Ein landwirtschaftliches Gewächshaus im Zentrum von Algund trägt für fünf Monate den Namen Caldera und wird damit zu einem temporären Ort für Kunst und Pflanzen. Caldera cooking & observing ist der Auftakt der von BAU, dem Institut für zeitgenössische Kunst und Ökologie kuratierten Programmreihe Caldera, die an drei Wochenenden im Juni, September und Oktober 2022 im Austausch mit lokalen und internationalen Expert*innen aus den unterschiedlichsten Wissensfeldern dort veranstaltet wird.
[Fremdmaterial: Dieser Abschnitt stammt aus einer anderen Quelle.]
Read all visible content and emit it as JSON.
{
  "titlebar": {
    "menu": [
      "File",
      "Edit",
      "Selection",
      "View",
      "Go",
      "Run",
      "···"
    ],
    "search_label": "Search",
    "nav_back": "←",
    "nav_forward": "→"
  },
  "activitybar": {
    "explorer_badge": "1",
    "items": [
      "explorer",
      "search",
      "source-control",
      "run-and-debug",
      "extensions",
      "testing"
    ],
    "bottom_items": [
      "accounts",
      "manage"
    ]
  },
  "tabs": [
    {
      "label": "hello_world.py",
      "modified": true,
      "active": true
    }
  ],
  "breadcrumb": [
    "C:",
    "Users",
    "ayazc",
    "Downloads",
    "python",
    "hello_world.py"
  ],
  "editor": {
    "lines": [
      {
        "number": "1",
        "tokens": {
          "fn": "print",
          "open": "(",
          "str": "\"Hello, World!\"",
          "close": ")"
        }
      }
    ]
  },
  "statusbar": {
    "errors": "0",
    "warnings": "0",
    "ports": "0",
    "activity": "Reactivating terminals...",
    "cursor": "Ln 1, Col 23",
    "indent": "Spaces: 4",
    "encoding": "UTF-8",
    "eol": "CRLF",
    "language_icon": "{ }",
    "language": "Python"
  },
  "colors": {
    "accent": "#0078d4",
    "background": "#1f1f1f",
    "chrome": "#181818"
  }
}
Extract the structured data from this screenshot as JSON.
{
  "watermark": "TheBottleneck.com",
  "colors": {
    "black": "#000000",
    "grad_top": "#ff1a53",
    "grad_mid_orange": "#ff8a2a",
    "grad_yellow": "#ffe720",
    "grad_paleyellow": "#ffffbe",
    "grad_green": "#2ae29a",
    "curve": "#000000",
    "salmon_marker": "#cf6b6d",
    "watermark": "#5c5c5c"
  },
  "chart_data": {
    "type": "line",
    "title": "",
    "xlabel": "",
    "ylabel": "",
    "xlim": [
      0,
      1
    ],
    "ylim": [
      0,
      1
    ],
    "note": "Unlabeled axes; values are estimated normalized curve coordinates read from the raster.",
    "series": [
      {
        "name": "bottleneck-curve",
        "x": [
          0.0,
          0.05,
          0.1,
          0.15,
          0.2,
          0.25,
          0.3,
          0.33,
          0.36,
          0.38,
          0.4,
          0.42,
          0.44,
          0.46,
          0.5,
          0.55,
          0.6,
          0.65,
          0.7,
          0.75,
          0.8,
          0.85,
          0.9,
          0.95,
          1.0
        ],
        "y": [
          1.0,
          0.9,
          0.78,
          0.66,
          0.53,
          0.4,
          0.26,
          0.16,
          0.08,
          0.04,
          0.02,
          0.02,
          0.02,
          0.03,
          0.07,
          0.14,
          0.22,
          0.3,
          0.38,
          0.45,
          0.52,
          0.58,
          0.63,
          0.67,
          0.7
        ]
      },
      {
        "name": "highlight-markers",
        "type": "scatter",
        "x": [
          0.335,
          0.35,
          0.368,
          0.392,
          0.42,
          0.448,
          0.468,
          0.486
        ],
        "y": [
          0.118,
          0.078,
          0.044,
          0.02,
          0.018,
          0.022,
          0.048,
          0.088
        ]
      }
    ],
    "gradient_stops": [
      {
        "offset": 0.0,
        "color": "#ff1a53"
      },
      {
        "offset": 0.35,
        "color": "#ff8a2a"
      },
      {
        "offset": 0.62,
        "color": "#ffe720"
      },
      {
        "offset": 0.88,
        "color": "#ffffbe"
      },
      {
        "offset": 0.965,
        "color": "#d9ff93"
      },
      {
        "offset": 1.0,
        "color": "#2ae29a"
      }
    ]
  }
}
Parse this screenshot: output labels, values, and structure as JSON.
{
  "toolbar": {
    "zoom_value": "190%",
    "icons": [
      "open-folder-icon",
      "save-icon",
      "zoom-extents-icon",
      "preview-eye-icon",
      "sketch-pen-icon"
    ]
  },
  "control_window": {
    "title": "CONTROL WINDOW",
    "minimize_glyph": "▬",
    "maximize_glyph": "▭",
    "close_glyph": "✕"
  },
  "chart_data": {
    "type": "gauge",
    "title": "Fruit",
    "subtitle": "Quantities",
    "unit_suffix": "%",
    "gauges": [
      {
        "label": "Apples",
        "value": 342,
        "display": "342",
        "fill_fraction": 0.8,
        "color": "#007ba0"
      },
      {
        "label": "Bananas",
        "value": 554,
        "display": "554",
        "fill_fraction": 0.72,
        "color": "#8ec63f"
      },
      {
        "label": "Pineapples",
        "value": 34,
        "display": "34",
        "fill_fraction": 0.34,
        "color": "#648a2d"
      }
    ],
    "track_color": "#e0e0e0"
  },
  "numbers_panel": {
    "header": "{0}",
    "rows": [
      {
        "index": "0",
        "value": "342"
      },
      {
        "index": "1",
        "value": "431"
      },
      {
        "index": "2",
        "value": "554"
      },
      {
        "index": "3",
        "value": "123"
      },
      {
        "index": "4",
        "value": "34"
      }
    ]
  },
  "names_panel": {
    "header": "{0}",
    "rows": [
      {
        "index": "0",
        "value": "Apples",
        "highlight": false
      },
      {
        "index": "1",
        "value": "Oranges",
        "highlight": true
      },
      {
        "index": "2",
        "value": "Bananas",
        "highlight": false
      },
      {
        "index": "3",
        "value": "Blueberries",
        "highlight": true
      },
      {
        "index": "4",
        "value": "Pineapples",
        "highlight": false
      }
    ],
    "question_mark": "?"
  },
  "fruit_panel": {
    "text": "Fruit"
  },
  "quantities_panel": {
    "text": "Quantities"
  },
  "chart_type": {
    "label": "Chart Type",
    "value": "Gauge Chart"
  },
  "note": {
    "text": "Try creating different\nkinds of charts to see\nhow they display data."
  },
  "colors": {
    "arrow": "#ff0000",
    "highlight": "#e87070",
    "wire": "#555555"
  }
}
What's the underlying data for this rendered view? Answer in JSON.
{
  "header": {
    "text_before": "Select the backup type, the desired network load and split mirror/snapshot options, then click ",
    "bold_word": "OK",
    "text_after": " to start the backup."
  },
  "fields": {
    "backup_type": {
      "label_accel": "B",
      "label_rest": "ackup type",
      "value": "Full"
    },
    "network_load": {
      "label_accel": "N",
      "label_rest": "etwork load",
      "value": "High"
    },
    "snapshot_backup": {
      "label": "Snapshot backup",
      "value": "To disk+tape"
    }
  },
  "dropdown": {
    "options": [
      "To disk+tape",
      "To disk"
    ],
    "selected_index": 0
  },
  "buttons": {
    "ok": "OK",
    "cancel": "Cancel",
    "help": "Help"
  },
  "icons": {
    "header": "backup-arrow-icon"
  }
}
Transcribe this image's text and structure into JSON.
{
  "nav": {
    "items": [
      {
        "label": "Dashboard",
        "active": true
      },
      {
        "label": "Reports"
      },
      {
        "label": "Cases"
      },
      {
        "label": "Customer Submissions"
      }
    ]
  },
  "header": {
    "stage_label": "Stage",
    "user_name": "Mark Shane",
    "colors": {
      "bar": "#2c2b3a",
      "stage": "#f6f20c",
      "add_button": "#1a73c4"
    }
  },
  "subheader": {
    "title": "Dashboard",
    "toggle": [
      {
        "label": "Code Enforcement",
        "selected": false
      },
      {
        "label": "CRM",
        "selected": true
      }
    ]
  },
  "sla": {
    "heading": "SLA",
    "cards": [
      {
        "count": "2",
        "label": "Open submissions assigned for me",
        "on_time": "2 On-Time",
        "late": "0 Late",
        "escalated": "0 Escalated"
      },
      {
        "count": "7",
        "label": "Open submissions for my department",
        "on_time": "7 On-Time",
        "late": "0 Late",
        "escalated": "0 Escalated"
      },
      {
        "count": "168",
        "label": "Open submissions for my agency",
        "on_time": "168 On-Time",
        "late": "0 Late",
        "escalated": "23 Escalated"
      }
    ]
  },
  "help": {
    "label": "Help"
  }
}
Am Sonntag, 3. Juli ab 17 Uhr werden bei Caldera cooking & observing Kunstwerke von Carmen Müller und Gabriela Oberkofler präsentiert. Die Kuratorinnen Simone Mair und Lisa Mazza von BAU sprechen bei einem Aperitif mit der Meraner Künstlerin Carmen Müller, die sich selbst als „Gartenforscherin“ bezeichnet und mittels verschiedener künstlerischer Ausdrucksmittel Begegnungen mit Pflanzen und ihren Menschen dokumentiert, über ihre Arbeit. Die Caldera ist am Sonntag offen für alle Interessierten. Der Eintritt ist frei, es ist keine Anmeldung nötig.

Das Projekt Caldera ist nach einer Idee von Harry Thaler und BAU entstanden.